Die schwedische Schülerin Greta Thunberg hat eine Massenbewegung ausgelöst. Seit Monaten folgen ihr Abertausende Schüler auf die Straßen der Welt, um für mehr Klimaschutz zu demonstrieren. „Ihr zerstört unsere Zukunft“, so der Tenor der Jugendlichen, die die Politik zum Handeln auffordern. Doch gegen die Bewegung formiert sich Protest – nicht nur aus den Sphären der Klimaleugner. Denn immerhin verbringen die Schüler ihre Freitage – mit Protestschildern ausgestattet und Sprechchöre skandierend – auf den Straßen und Plätzen der Bundesrepublik, statt in den Schulen. Doch es gibt auch Kritik an der Bewegung, der Vorwurf des Schulschwänzen bestimmt nicht selten die Argumentation.

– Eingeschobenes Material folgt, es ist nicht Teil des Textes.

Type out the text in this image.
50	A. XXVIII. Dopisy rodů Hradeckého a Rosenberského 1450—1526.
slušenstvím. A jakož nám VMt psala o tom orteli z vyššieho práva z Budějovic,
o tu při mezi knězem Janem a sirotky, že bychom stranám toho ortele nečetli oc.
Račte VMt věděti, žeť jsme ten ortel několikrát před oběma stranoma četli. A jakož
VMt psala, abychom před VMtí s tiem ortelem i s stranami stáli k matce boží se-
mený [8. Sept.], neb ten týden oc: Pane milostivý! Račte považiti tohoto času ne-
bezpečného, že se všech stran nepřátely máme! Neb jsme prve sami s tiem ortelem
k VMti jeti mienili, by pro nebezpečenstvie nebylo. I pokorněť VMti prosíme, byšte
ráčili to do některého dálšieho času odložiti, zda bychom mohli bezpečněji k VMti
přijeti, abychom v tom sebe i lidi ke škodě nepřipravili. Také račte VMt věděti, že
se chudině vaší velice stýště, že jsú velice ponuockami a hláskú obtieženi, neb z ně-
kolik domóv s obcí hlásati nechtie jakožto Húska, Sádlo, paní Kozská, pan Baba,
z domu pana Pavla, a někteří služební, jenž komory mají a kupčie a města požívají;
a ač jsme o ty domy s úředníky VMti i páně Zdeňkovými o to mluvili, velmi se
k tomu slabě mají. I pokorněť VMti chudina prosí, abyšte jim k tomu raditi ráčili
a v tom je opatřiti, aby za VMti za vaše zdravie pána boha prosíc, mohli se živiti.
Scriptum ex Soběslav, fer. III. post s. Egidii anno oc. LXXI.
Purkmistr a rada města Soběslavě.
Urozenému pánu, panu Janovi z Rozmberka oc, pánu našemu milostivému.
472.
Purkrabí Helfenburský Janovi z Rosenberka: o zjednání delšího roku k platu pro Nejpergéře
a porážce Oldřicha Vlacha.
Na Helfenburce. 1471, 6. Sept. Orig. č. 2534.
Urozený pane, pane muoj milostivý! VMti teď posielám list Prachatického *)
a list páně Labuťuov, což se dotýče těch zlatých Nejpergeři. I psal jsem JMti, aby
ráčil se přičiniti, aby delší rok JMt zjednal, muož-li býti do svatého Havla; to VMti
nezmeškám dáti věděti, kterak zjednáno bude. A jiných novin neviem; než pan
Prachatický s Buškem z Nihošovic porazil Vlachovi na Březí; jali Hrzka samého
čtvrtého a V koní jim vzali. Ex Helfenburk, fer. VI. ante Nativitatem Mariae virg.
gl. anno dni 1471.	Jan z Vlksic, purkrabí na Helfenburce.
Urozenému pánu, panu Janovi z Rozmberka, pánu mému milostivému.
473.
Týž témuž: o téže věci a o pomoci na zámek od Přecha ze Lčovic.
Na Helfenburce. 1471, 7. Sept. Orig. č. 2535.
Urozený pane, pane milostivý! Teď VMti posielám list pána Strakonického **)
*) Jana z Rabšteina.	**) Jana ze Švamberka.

Tatsächlich, rein formal betrachtet handelt es sich um eine Ordnungswidrigkeit, gilt in Deutschland doch die Schulpflicht. Die didaktische Sichtweise auf die Bewegung aber bleibt dabei unterrepräsentiert und verhindert, deren Potenzial für die Schule zu erkennen. Denn der Bildungsauftrag umfasst mehr, als dass Heranwachsende am Ende ihrer Schullaufbahn Wissen in verschiedenen Disziplinen erworben und sich Kulturtechniken angeeignet haben. Bildung hat auch einen gesellschaftlichen Auftrag, und zwar junge Menschen fürs demokratische System zu begeistern. Ihnen zu vermitteln, dass die Herrschaftsform allgemein gültige Rechte garantiert, Freiheit und Partizipation.

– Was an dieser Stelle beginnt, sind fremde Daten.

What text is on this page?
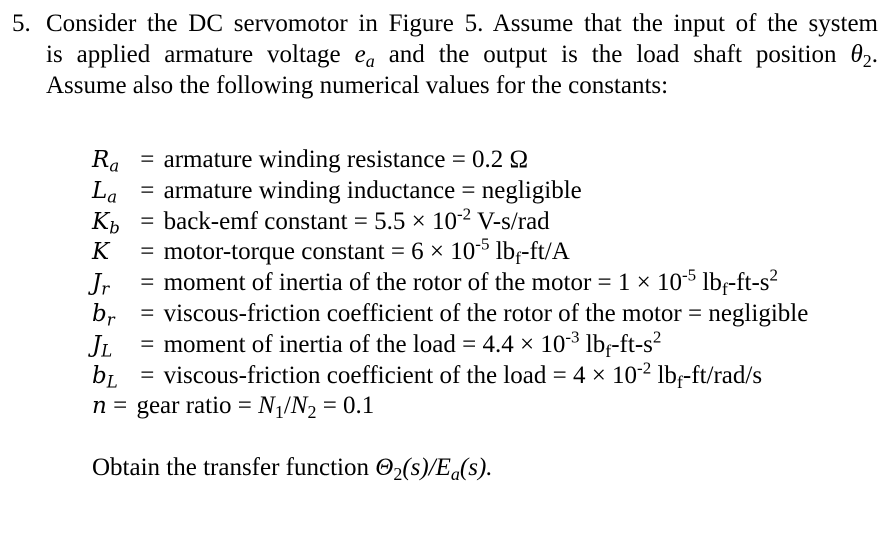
5. Consider the DC servomotor in Figure 5. Assume that the input of the system
is applied armature voltage $e_a$ and the output is the load shaft position $\theta_2$.
Assume also the following numerical values for the constants:
$R_a$ = armature winding resistance = 0.2 Ω
$L_a$ = armature winding inductance = negligible
$K_b$ = back-emf constant = $5.5 \times 10^{-2}$ V-s/rad
K = motor-torque constant = $6 \times 10^{-5}$ $lb_f-ft/A$
$J_r$ = moment of inertia of the rotor of the motor = $1 \times 10^{-5}$ $lb_f-ft-s^2$
$b_r$ = viscous-friction coefficient of the rotor of the motor = negligible
$J_L$ = moment of inertia of the load = $4.4 \times 10^{-3}$ $lb_f-ft-s^2$
$b_L$ = viscous-friction coefficient of the load = $4 \times 10^{-2}$ $lb_f-ft/rad/s$
n = gear ratio = $N_1/N_2 = 0.1$
Obtain the transfer function $\Theta_2(s)/E_a(s)$.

Namhafte Vertreter der politischen Bildung wie Gerhard Himmelmann oder Sibylle Reinhardt befürworten das sogenannte „Demokratie-Lernen“. Demokratische Werte sollen nicht bloß besprochen, sondern erfahren werden. Die Lebensrealität der Schüler steht bei Vertretern dieser Position politischer Bildung im Vordergrund. Obgleich nicht auf grundlegendes Fachwissen verzichtet wird, soll der Politikunterricht zu keiner reinen Institutionenkunde ausarten. Sozialwissenschaftliche Terminologie soll demnach nicht nur gepaukt werden wie eine Vokabelliste – Demokratie ist ein erfahrbares Erlebnis.

Idealismus als Triebfeder

Schüler sollen nicht bloß herunterbeten können, wie das Gesetzgebungsverfahren in Deutschland aufgebaut ist oder in der Lage sein, eine chronologische Auflistung deutscher Bundeskanzler abzugeben. Sie sollen sich in den politischen Diskurs einbringen. Politische Handlungsfähigkeit ist eine der wesentlichen Kompetenzen, die Schüler im sozialwissenschaftlichen Unterricht erwerben sollen. Im Idealfall gelingt es, den Heranwachsenden zum Aktivbürger zu erziehen. Er verfolgt nicht bloß im stillen Kämmerlein politische Debatten, sondern bringt sich selbst ein.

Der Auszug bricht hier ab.